Male drills compete intensely for dominance and the right to breed. The bigger and fiercer a male drill is, the better his chances of success; this has also resulted in the significant size differences seen between males and female drills.
Female drills give birth seasonally (sometime between December and April) after a gestational period of about five to six months. Mother drills are the primary caregivers and protectors of offspring, but sisters and brothers also play a role in bringing up baby by helping to carry, groom, and play with their siblings.
Female drills are thought to remain with their natal group while males venture out on their own by the time they become sexually mature at five to seven years old.
As a primate species that eats fruits and seeds, drills help disperse seeds throughout their habitat, which is critical to forest maintenance.
The Bioko drill, found only on Bioko Island, is thought to play an especially vital role in maintaining balance in the diverse, delicate ecosystem of Bioko Island, home to some of Africa’s rarest primates. Seed dispersers like the drill help trees and plants spread their seeds and regenerate the rapidly disappearing forest.
Drill numbers have declined by over 50% in the last 30 years, and both subspecies of drills are considered Endangered by the International Union for Conservation of Nature (IUCN, 2017). Dwindling habitat, habitat fragmentation, and illegal bushmeat hunting continue to threaten drills’ survival. Drills have also fallen prey to growers of bananas, cocoa, and manioc, who view the elusive monkeys as pests to be eradicated. Often, hunters will use dogs to drive large troops of drills into trees, where they can be easily shot en masse.
Today, approximately 80% of all drills live in Cameroon, where the human populations has surged and drill habitat has yielded to oil palm plantations, oil exploration, and other economic developments.
On Bioko Island, drill numbers have fallen below 5,000, with its range shrinking to only 136 miles (220 km) today, down from 326 miles (525 km) in 1986. The entire space that all drills inhabit is roughly the size of Switzerland.
Drills are protected under the Convention on International Trade in Endangered Species of Wild Fauna and Flora (CITES) and although it is illegal to hunt drills, enforcement of laws is non-existent or difficult to implement, even in protected areas.

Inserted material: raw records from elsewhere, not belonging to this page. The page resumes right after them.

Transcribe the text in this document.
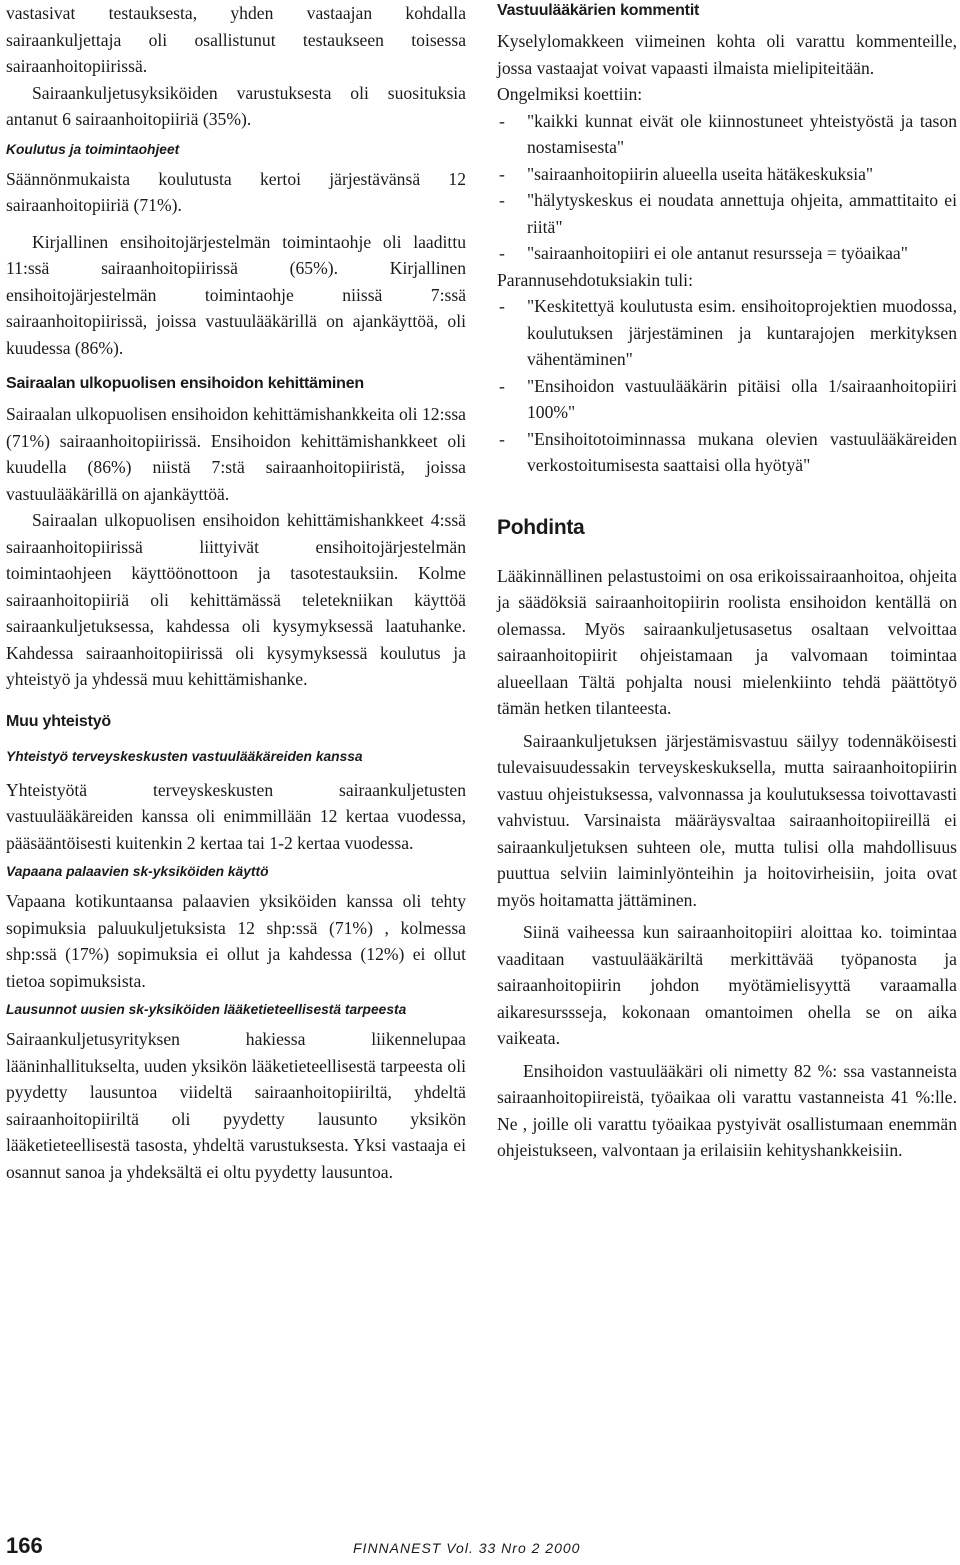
vastasivat testauksesta, yhden vastaajan kohdalla sairaankuljettaja oli osallistunut testaukseen toisessa sairaanhoitopiirissä.

Sairaankuljetusyksiköiden varustuksesta oli suosituksia antanut 6 sairaanhoitopiiriä (35%).

Koulutus ja toimintaohjeet

Säännönmukaista koulutusta kertoi järjestävänsä 12 sairaanhoitopiiriä (71%).

Kirjallinen ensihoitojärjestelmän toimintaohje oli laadittu 11:ssä sairaanhoitopiirissä (65%). Kirjallinen ensihoitojärjestelmän toimintaohje niissä 7:ssä sairaanhoitopiirissä, joissa vastuulääkärillä on ajankäyttöä, oli kuudessa (86%).

Sairaalan ulkopuolisen ensihoidon kehittäminen

Sairaalan ulkopuolisen ensihoidon kehittämishankkeita oli 12:ssa (71%) sairaanhoitopiirissä. Ensihoidon kehittämishankkeet oli kuudella (86%) niistä 7:stä sairaanhoitopiiristä, joissa vastuulääkärillä on ajankäyttöä.

Sairaalan ulkopuolisen ensihoidon kehittämishankkeet 4:ssä sairaanhoitopiirissä liittyivät ensihoitojärjestelmän toimintaohjeen käyttöönottoon ja tasotestauksiin. Kolme sairaanhoitopiiriä oli kehittämässä teletekniikan käyttöä sairaankuljetuksessa, kahdessa oli kysymyksessä laatuhanke. Kahdessa sairaanhoitopiirissä oli kysymyksessä koulutus ja yhteistyö ja yhdessä muu kehittämishanke.

Muu yhteistyö
Yhteistyö terveyskeskusten vastuulääkäreiden kanssa

Yhteistyötä terveyskeskusten sairaankuljetusten vastuulääkäreiden kanssa oli enimmillään 12 kertaa vuodessa, pääsääntöisesti kuitenkin 2 kertaa tai 1-2 kertaa vuodessa.

Vapaana palaavien sk-yksiköiden käyttö

Vapaana kotikuntaansa palaavien yksiköiden kanssa oli tehty sopimuksia paluukuljetuksista 12 shp:ssä (71%) , kolmessa shp:ssä (17%) sopimuksia ei ollut ja kahdessa (12%) ei ollut tietoa sopimuksista.

Lausunnot uusien sk-yksiköiden lääketieteellisestä tarpeesta

Sairaankuljetusyrityksen hakiessa liikennelupaa lääninhallitukselta, uuden yksikön lääketieteellisestä tarpeesta oli pyydetty lausuntoa viideltä sairaanhoitopiiriltä, yhdeltä sairaanhoitopiiriltä oli pyydetty lausunto yksikön lääketieteellisestä tasosta, yhdeltä varustuksesta. Yksi vastaaja ei osannut sanoa ja yhdeksältä ei oltu pyydetty lausuntoa.

Vastuulääkärien kommentit

Kyselylomakkeen viimeinen kohta oli varattu kommenteille, jossa vastaajat voivat vapaasti ilmaista mielipiteitään.

Ongelmiksi koettiin:

- "kaikki kunnat eivät ole kiinnostuneet yhteistyöstä ja tason nostamisesta"
- "sairaanhoitopiirin alueella useita hätäkeskuksia"
- "hälytyskeskus ei noudata annettuja ohjeita, ammattitaito ei riitä"
- "sairaanhoitopiiri ei ole antanut resursseja = työaikaa"

Parannusehdotuksiakin tuli:

- "Keskitettyä koulutusta esim. ensihoitoprojektien muodossa, koulutuksen järjestäminen ja kuntarajojen merkityksen vähentäminen"
- "Ensihoidon vastuulääkärin pitäisi olla 1/sairaanhoitopiiri 100%"
- "Ensihoitotoiminnassa mukana olevien vastuulääkäreiden verkostoitumisesta saattaisi olla hyötyä"
Pohdinta

Lääkinnällinen pelastustoimi on osa erikoissairaanhoitoa, ohjeita ja säädöksiä sairaanhoitopiirin roolista ensihoidon kentällä on olemassa. Myös sairaankuljetusasetus osaltaan velvoittaa sairaanhoitopiirit ohjeistamaan ja valvomaan toimintaa alueellaan Tältä pohjalta nousi mielenkiinto tehdä päättötyö tämän hetken tilanteesta.

Sairaankuljetuksen järjestämisvastuu säilyy todennäköisesti tulevaisuudessakin terveyskeskuksella, mutta sairaanhoitopiirin vastuu ohjeistuksessa, valvonnassa ja koulutuksessa toivottavasti vahvistuu. Varsinaista määräysvaltaa sairaanhoitopiireillä ei sairaankuljetuksen suhteen ole, mutta tulisi olla mahdollisuus puuttua selviin laiminlyönteihin ja hoitovirheisiin, joita ovat myös hoitamatta jättäminen.

Siinä vaiheessa kun sairaanhoitopiiri aloittaa ko. toimintaa vaaditaan vastuulääkäriltä merkittävää työpanosta ja sairaanhoitopiirin johdon myötämielisyyttä varaamalla aikaresurssseja, kokonaan omantoimen ohella se on aika vaikeata.

Ensihoidon vastuulääkäri oli nimetty 82 %: ssa vastanneista sairaanhoitopiireistä, työaikaa oli varattu vastanneista 41 %:lle. Ne , joille oli varattu työaikaa pystyivät osallistumaan enemmän ohjeistukseen, valvontaan ja erilaisiin kehityshankkeisiin.

166	FINNANEST Vol. 33 Nro 2 2000
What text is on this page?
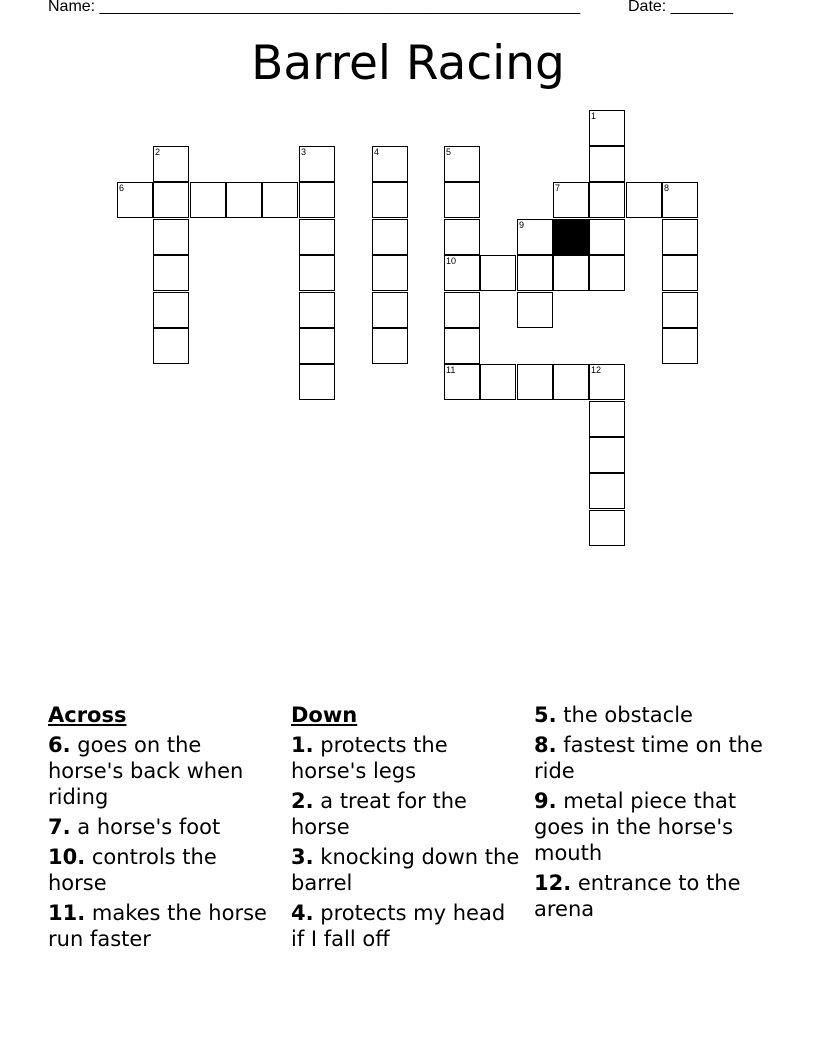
Name: ______________________________________________________	Date: _______
Barrel Racing
6
2	3	4	5
10
11
9
7	8
1
12
Across
6. goes on the horse's back when riding
7. a horse's foot
10. controls the horse
11. makes the horse run faster
Down
1. protects the horse's legs
2. a treat for the horse
3. knocking down the barrel
4. protects my head if I fall off
5. the obstacle
8. fastest time on the ride
9. metal piece that goes in the horse's mouth
12. entrance to the arena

However, some promising programs to protect and raise awareness about this species are in place, including The Drill Project on Bioko Island, where conservationists are working to use film to educate the world about the drill’s precarious existence and the rare, rich biodiversity of Bioko Island. In Nigeria, Pandrillus operates a drill rehabilitation and breeding center that provides recovery, rehabilitation, and captive breeding of orphaned drills with goal of eventual release of drill groups. Korup National Park in Cameroon offers the world’s only protected area for drill populations.
- Redmond, Ian. The Primate Family Tree. New York: Firefly, 2008.
- Setchell, J. M. 2016. Drills and Mandrills. The International Encyclopedia of Primatology. 1–3.